Любовь не позволяла Всаднику приближаться к её владениям за то, что тот вырывал и губил любимые розы — символы самой её сути — потому ему оставалось изнывать от нетерпения на нависающей над водой скале, откуда был хорошо виден сад. Из-за шума водопада, его пенных брызг, он не мог услышать разговор, но ревностно следил, искал взгляд Монрейн, ловил её улыбку. Если бы только приказала, кивнула головой, намекнула, он тотчас бы сорвался, взлетел на крыльях дракона и спалил Дворец и сад дотла. И плевать, что сказали бы на то Смерть и Властелин.

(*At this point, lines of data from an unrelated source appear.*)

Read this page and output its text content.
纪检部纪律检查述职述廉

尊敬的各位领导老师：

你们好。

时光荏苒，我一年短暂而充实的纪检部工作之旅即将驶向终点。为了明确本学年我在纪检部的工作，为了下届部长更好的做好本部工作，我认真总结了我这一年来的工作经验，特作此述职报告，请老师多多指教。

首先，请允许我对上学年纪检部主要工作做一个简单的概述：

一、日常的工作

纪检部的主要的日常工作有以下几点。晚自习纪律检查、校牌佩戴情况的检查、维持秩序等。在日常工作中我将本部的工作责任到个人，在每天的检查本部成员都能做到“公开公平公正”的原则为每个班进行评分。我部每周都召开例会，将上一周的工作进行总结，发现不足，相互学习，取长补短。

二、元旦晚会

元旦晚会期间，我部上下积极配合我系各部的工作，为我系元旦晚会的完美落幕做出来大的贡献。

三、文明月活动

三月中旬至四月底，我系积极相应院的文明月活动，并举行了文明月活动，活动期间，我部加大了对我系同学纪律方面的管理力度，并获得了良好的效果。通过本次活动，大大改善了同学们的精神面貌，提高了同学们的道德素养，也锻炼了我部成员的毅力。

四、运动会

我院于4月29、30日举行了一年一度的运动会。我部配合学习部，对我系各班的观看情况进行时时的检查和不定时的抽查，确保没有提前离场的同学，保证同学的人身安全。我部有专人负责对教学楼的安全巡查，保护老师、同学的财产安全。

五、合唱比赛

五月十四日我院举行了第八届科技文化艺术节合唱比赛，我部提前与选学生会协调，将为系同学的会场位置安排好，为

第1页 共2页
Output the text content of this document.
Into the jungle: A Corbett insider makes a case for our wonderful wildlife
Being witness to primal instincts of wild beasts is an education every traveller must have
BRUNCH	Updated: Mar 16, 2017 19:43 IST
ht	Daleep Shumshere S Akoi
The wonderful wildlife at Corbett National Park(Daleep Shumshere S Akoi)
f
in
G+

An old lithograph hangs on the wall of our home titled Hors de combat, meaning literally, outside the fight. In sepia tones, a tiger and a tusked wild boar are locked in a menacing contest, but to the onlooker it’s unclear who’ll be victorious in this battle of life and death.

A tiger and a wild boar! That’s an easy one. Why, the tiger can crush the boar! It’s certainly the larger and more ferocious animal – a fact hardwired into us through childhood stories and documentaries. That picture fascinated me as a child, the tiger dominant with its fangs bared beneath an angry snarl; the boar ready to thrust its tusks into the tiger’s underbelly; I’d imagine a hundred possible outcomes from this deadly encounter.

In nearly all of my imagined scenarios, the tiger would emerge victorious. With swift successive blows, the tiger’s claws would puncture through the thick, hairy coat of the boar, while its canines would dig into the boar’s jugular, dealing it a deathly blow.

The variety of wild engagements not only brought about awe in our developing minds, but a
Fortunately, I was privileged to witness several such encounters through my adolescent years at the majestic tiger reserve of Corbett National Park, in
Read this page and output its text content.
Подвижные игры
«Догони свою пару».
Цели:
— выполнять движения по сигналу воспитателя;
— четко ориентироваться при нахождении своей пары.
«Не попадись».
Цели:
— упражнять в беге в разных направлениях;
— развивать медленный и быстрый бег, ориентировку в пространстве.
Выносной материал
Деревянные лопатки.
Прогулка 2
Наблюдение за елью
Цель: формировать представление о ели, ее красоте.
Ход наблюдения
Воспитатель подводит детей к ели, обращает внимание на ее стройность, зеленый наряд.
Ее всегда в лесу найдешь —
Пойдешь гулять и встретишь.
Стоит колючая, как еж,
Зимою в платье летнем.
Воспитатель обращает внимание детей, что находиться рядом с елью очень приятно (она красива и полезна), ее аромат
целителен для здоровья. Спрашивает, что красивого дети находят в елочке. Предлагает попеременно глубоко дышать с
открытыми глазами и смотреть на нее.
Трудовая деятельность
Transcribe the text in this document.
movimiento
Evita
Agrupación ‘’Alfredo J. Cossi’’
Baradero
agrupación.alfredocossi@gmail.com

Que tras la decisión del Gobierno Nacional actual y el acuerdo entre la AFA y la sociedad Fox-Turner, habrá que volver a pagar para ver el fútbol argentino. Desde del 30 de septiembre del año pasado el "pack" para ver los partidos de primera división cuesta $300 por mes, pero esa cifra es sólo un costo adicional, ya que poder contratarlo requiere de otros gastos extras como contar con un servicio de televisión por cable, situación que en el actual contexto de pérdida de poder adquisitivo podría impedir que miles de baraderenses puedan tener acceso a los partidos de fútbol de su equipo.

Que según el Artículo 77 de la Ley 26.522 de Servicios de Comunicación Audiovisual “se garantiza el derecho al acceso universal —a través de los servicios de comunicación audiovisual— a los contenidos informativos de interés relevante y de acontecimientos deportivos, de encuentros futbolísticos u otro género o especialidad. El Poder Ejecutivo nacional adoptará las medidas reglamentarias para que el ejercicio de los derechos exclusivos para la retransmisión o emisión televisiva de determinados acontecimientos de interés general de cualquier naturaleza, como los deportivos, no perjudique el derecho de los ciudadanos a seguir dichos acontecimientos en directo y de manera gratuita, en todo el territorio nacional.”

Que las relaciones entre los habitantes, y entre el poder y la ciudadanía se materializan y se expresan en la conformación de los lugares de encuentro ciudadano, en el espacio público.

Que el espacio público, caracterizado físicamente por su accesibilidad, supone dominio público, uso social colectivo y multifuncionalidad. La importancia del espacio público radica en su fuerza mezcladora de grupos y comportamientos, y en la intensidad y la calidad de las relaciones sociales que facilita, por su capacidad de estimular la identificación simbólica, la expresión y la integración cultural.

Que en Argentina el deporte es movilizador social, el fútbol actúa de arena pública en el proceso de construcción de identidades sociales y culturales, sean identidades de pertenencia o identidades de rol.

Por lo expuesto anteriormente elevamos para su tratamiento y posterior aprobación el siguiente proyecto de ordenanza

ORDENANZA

Саншайр благословил этот день: светило сияло особенно ярко, играя переливами в окнах и посыпая перламутром розовые купола, венчающие башни. Но Царица за внешней весёлостью была мрачнее тучи. Любовь обняла её на прощание, что-то прошептала, погладила по спине, но Монрейн покинула её владения в ещё большей задумчивости и растерянности, чем явилась туда.
Война не находил себе места, ожидая её. То и дело вынимал меч из ножен, принимаясь полировать его платком. То же самое делал и с её мечом, который Царица отдала ему, потому что Любовь не выносила даже намёков на насилие.
«Высокомерная, глупая девка», — раздражённо думал Война. — «Нисколько она не возвышеннее меня, хотя стремится таковой казаться». Он лично видел, как вспыхивали по её вине жестокие кровопролитные баталии. Как она заставляя восставать против друг друга целые города. Но не принимала это, отрицала свою вину, грустила, даже болела.
«Не всё во вселенной устроено по твоему хотению!» — злорадствовал Война. — «Оглянись, нам суждено идти рука об руку… Даже твой проклятый Дворец расположен на границе с моими владениями… даже твои розы имеют острые шипы и цвет пролитой крови на лепестках».
Любовь была холодна с младшими, всегда смотрела свысока с вежливостью и снисходительной доброжелательностью.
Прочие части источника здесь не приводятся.